Speakers To Go
Today I let go of another pair of loudspeakers. Not strictly the largest I've owned (that would be the JBL 2360s), but close — and maybe the best. These ones are pretty special, and they have a cool back-story, which I would like to briefly tell.
Eastern Acoustic Works (EAW) are a famous nexus of the New England audio scene, and helped to make the Blackstone Valley a thriving center of innovation. In the late seventies, Ken Berger and Kenton Forsythe started a company building pro-sound systems. Customers in a business that might be fueled by drugs and bad behavior, but demanding robust speakers that can survive life on the road. The sort of engineering that includes lots of working plywood. Bass bins that (just) fit through a 30" doorway, unlike their JBL competition. Heavy, too: "there are those people who have told me that EAW stands for 'extra added weight'", quips Berger.
EAW brought smart product design together with real technical innovation, and found themselves a home-run hit: the KF850, which became an industry standard.

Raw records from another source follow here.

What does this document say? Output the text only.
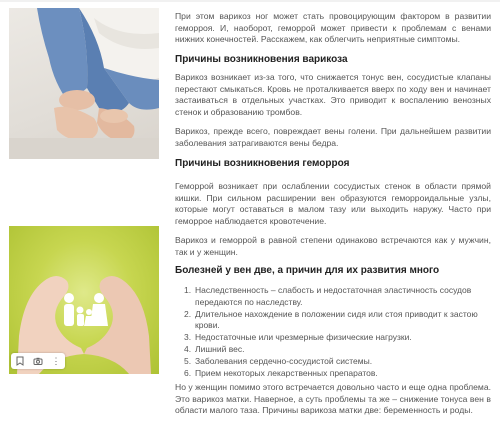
⋮

При этом варикоз ног может стать провоцирующим фактором в развитии геморроя. И, наоборот, геморрой может привести к проблемам с венами нижних конечностей. Расскажем, как облегчить неприятные симптомы.

Причины возникновения варикоза

Варикоз возникает из-за того, что снижается тонус вен, сосудистые клапаны перестают смыкаться. Кровь не проталкивается вверх по ходу вен и начинает застаиваться в отдельных участках. Это приводит к воспалению венозных стенок и образованию тромбов.

Варикоз, прежде всего, повреждает вены голени. При дальнейшем развитии заболевания затрагиваются вены бедра.

Причины возникновения геморроя

Геморрой возникает при ослаблении сосудистых стенок в области прямой кишки. При сильном расширении вен образуются геморроидальные узлы, которые могут оставаться в малом тазу или выходить наружу. Часто при геморрое наблюдается кровотечение.

Варикоз и геморрой в равной степени одинаково встречаются как у мужчин, так и у женщин.

Болезней у вен две, а причин для их развития много
1. Наследственность – слабость и недостаточная эластичность сосудов передаются по наследству.
2. Длительное нахождение в положении сидя или стоя приводит к застою крови.
3. Недостаточные или чрезмерные физические нагрузки.
4. Лишний вес.
5. Заболевания сердечно-сосудистой системы.
6. Прием некоторых лекарственных препаратов.

Но у женщин помимо этого встречается довольно часто и еще одна проблема. Это варикоз матки. Наверное, а суть проблемы та же – снижение тонуса вен в области малого таза. Причины варикоза матки две: беременность и роды.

But starting around the same time they were filling trucks with touring gear, EAW also produced a series of high-powered, high-quality studio monitors. The biggest and best of these was the MS103. Weighing in at 105lbs each and fitted with over a dozen rigging points, these beauties can produce 125dB SPL, fill a decent-sized nightclub, but they're also exceptionally clean and accurate: intended to work as recording studio main monitors. The mid driver (handling around 300 Hz to 4k) is RCF L6-L380, woven carbon-fiber, with a reputation according to the esoteric few that care about these things as among the sweetest midrange units ever made. The high frequency driver is a soft dome in a waveguide; breaking the convention that powerful systems need compression drivers and horns, or that soft domes can't go loud. To work as a studio monitor requires some precision and careful design, so these things come in a mirror-image pair, with dispersion patterns that look pretty good for the 21st century, not just for the late 1990s.
The back-story to my own pair, as I heard it, is: the EAW team had closed an amazing deal, to install the Patriots' new sound system at Gillette Stadium. Building and delivering that contract was a huge undertaking, and involved some very creative logistics, juggling with their touring deals to fill freight planes with gear. As a reward for going above and beyond in the line of duty, the company gave their shipping manager, Jill, some loudspeakers to take home. So she picked a pair of MS103, and a pair of their smaller siblings the MS63, and put together a system for the living room. It must have been quite an experience.
Several years pass. Their grandson inherits these crazy special loudspeakers, and sits them in a garage by Watervliet, not quite sure what to use them for. When he finally put them up for sale, I came across his advert, and picked them up and carried them home. It turns out they are just unreasonably large and extraordinarily heavy. The smaller MS63 will go nicely in my house. But the MS103s are just "extra". So I put them in the basement and waited for a plan to occur.
Two of my kids are nowadays making their lives in Detroit. Which, as you know, is famous for just two things: cars, and music. All sorts of music. Blues, jazz, soul, R&B, Motown, rock, underground hardcore, hip-hop, and techno. Clubs and parties and dancing and players and sound.
So today we loaded these rather special speakers into the back of a car — I worried about the added weight, a bit — and they're off to the Motor City and whatever that will bring. I hope they blow the minds of friendly and happy audiences playing live and recorded tracks of yet-unimagined genres of melody and mode. Vinyl and synths and vocals and strings and horns and bass. It's what these boxes were always meant to do.